On Wed, 2005-11-23 at 16:21 +0900, Atsushi Ogawa wrote:
> In space management for PGresult of libpq, the block size of PGresult
> is always PGRESULT_DATA_BLOCKSIZE(2048bytes). Therefore, when a large
> result of query is received, malloc is executed many times.
>
> My proposal is to enlarge the size of the block whenever the block is
> allocated. The size of first block is PGRESULT_DATA_BLOCKSIZE. And the
> size of the following blocks will be doubled until it reaches
> PGRESULT_MAX_DATA_BLOCKSIZE.
>
> PGRESULT_MAX_DATA_BLOCKSIZE is new constants. I think that 2Mbytes is
> good enough for this constants.
>
> The test result is the following:
>
> Test SQL:
> select * from accounts; (It is pgbench's table. scale factor is 10.)
>
> The number of malloc calls at pqResultAlloc:
> 8.1.0 : 80542
> patched: 86
>
> Execution time:
> 8.1.0 : 6.80 sec
> patched: 6.73 sec
>
What this highlights for me is that we have (IMHO) a strange viewpoint
on allocating result memory, not an optimization issue.

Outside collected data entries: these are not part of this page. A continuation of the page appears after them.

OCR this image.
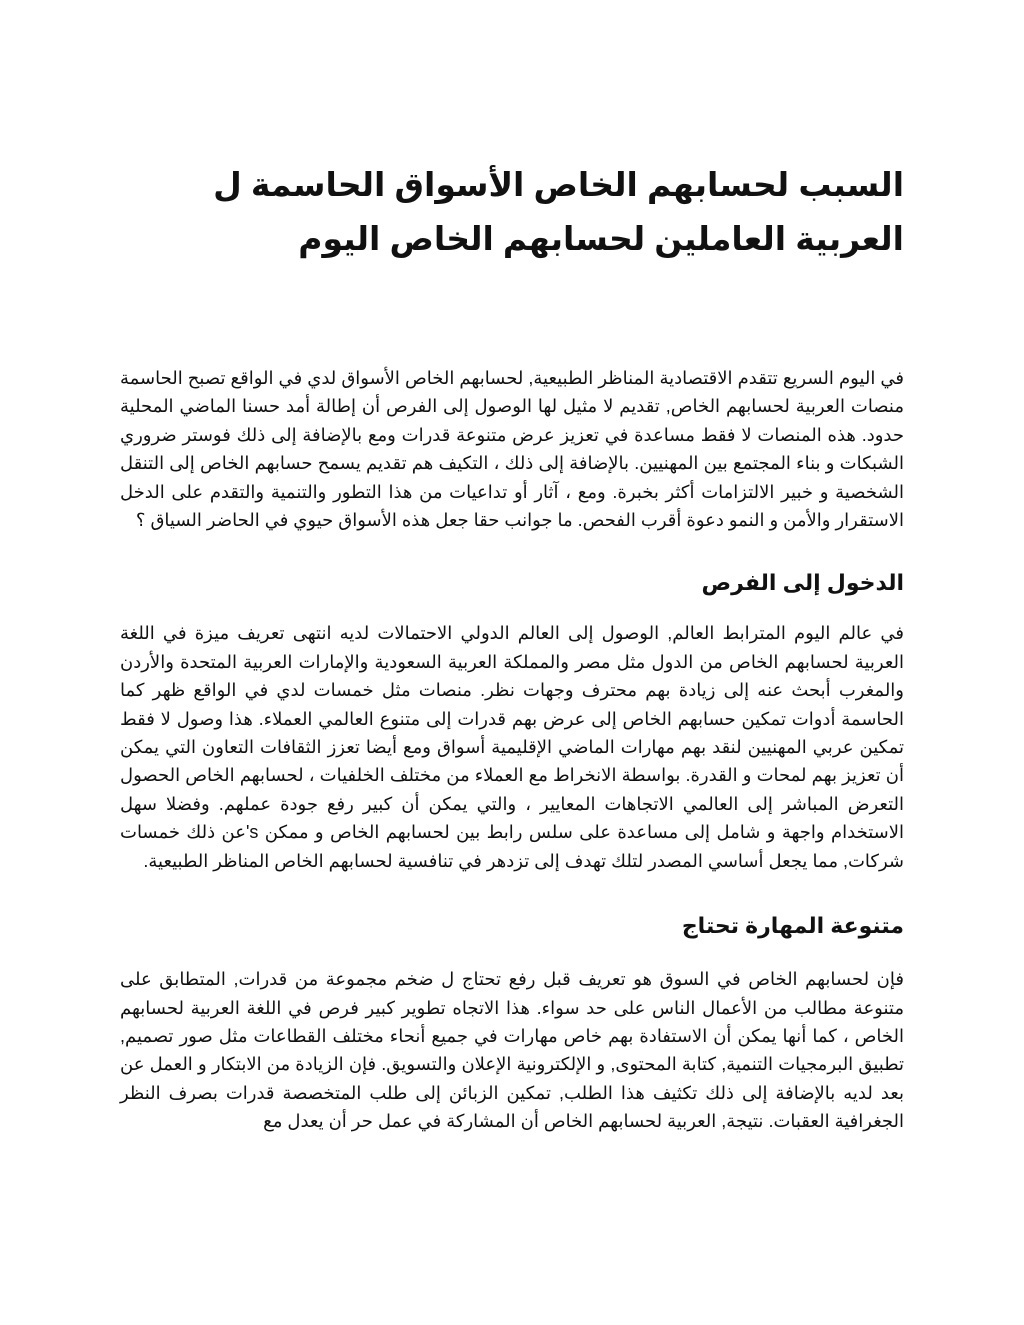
السبب لحسابهم الخاص الأسواق الحاسمة ل العربية العاملين لحسابهم الخاص اليوم

في اليوم السريع تتقدم الاقتصادية المناظر الطبيعية, لحسابهم الخاص الأسواق لدي في الواقع تصبح الحاسمة منصات العربية لحسابهم الخاص, تقديم لا مثيل لها الوصول إلى الفرص أن إطالة أمد حسنا الماضي المحلية حدود. هذه المنصات لا فقط مساعدة في تعزيز عرض متنوعة قدرات ومع بالإضافة إلى ذلك فوستر ضروري الشبكات و بناء المجتمع بين المهنيين. بالإضافة إلى ذلك ، التكيف هم تقديم يسمح حسابهم الخاص إلى التنقل الشخصية و خبير الالتزامات أكثر بخبرة. ومع ، آثار أو تداعيات من هذا التطور والتنمية والتقدم على الدخل الاستقرار والأمن و النمو دعوة أقرب الفحص. ما جوانب حقا جعل هذه الأسواق حيوي في الحاضر السياق ؟

الدخول إلى الفرص

في عالم اليوم المترابط العالم, الوصول إلى العالم الدولي الاحتمالات لديه انتهى تعريف ميزة في اللغة العربية لحسابهم الخاص من الدول مثل مصر والمملكة العربية السعودية والإمارات العربية المتحدة والأردن والمغرب أبحث عنه إلى زيادة بهم محترف وجهات نظر. منصات مثل خمسات لدي في الواقع ظهر كما الحاسمة أدوات تمكين حسابهم الخاص إلى عرض بهم قدرات إلى متنوع العالمي العملاء. هذا وصول لا فقط تمكين عربي المهنيين لنقد بهم مهارات الماضي الإقليمية أسواق ومع أيضا تعزز الثقافات التعاون التي يمكن أن تعزيز بهم لمحات و القدرة. بواسطة الانخراط مع العملاء من مختلف الخلفيات ، لحسابهم الخاص الحصول التعرض المباشر إلى العالمي الاتجاهات المعايير ، والتي يمكن أن كبير رفع جودة عملهم. وفضلا سهل الاستخدام واجهة و شامل إلى مساعدة على سلس رابط بين لحسابهم الخاص و ممكن s'عن ذلك خمسات شركات, مما يجعل أساسي المصدر لتلك تهدف إلى تزدهر في تنافسية لحسابهم الخاص المناظر الطبيعية.

متنوعة المهارة تحتاج

فإن لحسابهم الخاص في السوق هو تعريف قبل رفع تحتاج ل ضخم مجموعة من قدرات, المتطابق على متنوعة مطالب من الأعمال الناس على حد سواء. هذا الاتجاه تطوير كبير فرص في اللغة العربية لحسابهم الخاص ، كما أنها يمكن أن الاستفادة بهم خاص مهارات في جميع أنحاء مختلف القطاعات مثل صور تصميم, تطبيق البرمجيات التنمية, كتابة المحتوى, و الإلكترونية الإعلان والتسويق. فإن الزيادة من الابتكار و العمل عن بعد لديه بالإضافة إلى ذلك تكثيف هذا الطلب, تمكين الزبائن إلى طلب المتخصصة قدرات بصرف النظر الجغرافية العقبات. نتيجة, العربية لحسابهم الخاص أن المشاركة في عمل حر أن يعدل مع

We really ought to be streaming the result back to the user, not
downloading it all into a massive client side chunk of memory. It ought
to be possible to do this with very low memory, and would probably have
the side-effect of reducing time-to-first-row. Then we wouldn't have a
memory allocation issue at all.
Consider what will happen if you do "select * from too_big_table". We'll
just run for ages, then blow memory and fail. (That's what it used to
do, does it still? he asks lazily).
Best Regards, Simon Riggs